Pour choisir un kinésithérapeute, le patient n’a que le bouche-à-oreille, la réputation, la proximité, la possibilité d’une prise en charge financière, quand ce n’est pas simplement le hasard d’une rencontre ou d’une recherche sur Internet. Devrait-il regarder les conditions d’exercice et les compétences respectives des professions ? Pas si simple ! Certes, la kinésithérapie demeure, dans le domaine des soins manuels, la seule profession de santé au sens réglementaire [3], avec un exercice conventionné et soumis à prescription médicale. Les ostéopathes et les chiropraticiens ne sont ni conventionnés ni remboursés… mais de mieux en mieux reconnus administrativement. Ils sont même enregistrés au répertoire national des certifications professionnelles avec un niveau supérieur à celui des kinés, et ce en dépit de corpus théoriques originels quasi religieux et qui s’appuient sur une maigre documentation. L’ostéopathie est ainsi née d’une « vision épiphanique » reçue le 22 juin 1874, à 10 heures précises, par Andrew Taylor Still, son fondateur… Les techniques d’ostéopathie dont l’efficacité est démontrée ne sont pas propres à cette discipline.

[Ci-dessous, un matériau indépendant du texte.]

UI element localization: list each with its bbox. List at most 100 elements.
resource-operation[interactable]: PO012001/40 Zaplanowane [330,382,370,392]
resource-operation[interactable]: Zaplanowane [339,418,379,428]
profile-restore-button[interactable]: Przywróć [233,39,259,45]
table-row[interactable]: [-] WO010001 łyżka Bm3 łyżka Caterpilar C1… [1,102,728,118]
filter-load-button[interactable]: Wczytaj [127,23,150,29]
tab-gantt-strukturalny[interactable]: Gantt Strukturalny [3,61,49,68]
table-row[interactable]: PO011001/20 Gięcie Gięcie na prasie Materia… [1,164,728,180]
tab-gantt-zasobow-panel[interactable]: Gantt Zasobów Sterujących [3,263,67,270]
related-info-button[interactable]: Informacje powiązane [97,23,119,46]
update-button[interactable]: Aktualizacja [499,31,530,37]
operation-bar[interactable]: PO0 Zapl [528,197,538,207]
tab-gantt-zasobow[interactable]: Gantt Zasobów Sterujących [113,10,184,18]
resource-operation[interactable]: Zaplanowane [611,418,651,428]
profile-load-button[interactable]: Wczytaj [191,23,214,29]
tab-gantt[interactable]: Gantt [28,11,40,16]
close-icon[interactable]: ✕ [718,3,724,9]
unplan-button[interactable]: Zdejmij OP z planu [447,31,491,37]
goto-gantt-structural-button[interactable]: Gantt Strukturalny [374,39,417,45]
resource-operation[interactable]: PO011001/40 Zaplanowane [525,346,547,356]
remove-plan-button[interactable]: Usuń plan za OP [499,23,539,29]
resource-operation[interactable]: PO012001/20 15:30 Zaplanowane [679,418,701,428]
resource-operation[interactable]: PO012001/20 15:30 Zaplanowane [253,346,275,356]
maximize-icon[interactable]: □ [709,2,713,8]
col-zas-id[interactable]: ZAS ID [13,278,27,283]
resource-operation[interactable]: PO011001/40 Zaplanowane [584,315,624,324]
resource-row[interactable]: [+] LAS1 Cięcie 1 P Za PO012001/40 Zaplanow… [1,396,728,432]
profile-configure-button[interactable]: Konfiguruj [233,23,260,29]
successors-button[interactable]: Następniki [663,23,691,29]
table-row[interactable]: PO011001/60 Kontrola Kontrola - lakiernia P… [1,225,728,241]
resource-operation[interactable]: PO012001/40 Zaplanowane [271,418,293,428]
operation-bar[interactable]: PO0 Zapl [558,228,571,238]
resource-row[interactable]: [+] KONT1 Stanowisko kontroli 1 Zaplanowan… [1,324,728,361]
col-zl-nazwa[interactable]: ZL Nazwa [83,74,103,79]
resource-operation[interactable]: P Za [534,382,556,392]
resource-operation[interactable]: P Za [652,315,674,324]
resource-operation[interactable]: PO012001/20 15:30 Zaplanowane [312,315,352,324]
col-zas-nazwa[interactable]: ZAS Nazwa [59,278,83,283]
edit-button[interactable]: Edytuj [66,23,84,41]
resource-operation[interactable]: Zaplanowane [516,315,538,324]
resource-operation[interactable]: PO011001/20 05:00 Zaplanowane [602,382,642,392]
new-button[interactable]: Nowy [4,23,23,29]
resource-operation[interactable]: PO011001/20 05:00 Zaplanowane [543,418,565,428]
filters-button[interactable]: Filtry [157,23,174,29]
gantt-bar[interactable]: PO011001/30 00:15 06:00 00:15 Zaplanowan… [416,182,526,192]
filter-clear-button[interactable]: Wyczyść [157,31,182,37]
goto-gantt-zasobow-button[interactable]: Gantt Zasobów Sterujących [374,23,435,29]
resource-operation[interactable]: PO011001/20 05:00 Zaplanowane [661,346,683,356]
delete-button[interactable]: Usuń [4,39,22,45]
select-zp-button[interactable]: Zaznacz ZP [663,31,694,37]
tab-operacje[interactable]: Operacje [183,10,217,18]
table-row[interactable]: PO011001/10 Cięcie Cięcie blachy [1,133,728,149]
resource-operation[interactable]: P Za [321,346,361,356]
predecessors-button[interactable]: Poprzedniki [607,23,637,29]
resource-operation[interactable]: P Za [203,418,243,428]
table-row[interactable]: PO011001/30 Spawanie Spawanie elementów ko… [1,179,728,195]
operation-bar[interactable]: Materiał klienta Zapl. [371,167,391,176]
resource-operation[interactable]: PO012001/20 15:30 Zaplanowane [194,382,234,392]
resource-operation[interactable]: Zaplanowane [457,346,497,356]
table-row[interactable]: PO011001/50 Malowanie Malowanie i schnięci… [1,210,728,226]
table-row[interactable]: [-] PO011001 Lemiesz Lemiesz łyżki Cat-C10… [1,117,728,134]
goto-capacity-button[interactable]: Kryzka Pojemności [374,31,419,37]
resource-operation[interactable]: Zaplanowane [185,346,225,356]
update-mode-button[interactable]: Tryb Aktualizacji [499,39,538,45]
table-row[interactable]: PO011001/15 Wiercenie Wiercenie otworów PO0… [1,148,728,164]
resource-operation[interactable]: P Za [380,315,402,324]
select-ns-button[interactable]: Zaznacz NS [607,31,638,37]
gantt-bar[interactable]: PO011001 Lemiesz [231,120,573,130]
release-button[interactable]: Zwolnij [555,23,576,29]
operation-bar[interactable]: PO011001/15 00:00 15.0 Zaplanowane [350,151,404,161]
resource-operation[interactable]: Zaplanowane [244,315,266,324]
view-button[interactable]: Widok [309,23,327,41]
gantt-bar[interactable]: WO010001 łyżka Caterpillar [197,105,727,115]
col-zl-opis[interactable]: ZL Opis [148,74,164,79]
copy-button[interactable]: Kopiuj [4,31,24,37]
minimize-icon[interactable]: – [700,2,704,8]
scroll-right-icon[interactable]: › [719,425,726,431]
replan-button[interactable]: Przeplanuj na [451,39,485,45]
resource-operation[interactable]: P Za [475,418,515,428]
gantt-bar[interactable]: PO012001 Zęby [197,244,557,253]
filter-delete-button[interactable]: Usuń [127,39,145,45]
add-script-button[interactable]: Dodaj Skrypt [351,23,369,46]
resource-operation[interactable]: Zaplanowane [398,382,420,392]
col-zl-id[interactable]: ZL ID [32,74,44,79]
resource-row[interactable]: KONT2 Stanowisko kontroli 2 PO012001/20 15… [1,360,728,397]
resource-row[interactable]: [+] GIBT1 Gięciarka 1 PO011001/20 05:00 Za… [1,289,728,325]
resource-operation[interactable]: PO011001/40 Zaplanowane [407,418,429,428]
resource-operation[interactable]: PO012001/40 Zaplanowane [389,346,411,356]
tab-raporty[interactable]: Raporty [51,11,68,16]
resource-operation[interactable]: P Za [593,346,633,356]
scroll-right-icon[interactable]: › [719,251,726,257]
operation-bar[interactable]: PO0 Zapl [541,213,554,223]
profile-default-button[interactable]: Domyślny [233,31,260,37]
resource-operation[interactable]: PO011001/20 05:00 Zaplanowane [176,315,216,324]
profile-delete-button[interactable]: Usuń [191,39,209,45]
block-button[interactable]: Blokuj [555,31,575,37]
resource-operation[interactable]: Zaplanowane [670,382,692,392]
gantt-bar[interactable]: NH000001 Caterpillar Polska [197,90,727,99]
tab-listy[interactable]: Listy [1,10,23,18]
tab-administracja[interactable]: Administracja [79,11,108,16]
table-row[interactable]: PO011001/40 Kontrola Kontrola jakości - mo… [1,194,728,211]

Et toutes les méta-analyses de littérature concluent à l’existence de biais méthodologiques dans les essais cliniques des deux champs qui lui sont spécifiques (ostéopathies viscérale et cranio-sacrée). C’est à n’y rien comprendre : alors qu’il faut voir au préalable un médecin pour obtenir des séances de kinésithérapie, un patient peut consulter directement n’importe quel professionnel de la « manipulation ». D’ailleurs, certains médecins dispensent eux-mêmes des thérapies manuelles, ce qui peut rassurer, mais ne confère pas plus d’assise scientifique aux techniques employées.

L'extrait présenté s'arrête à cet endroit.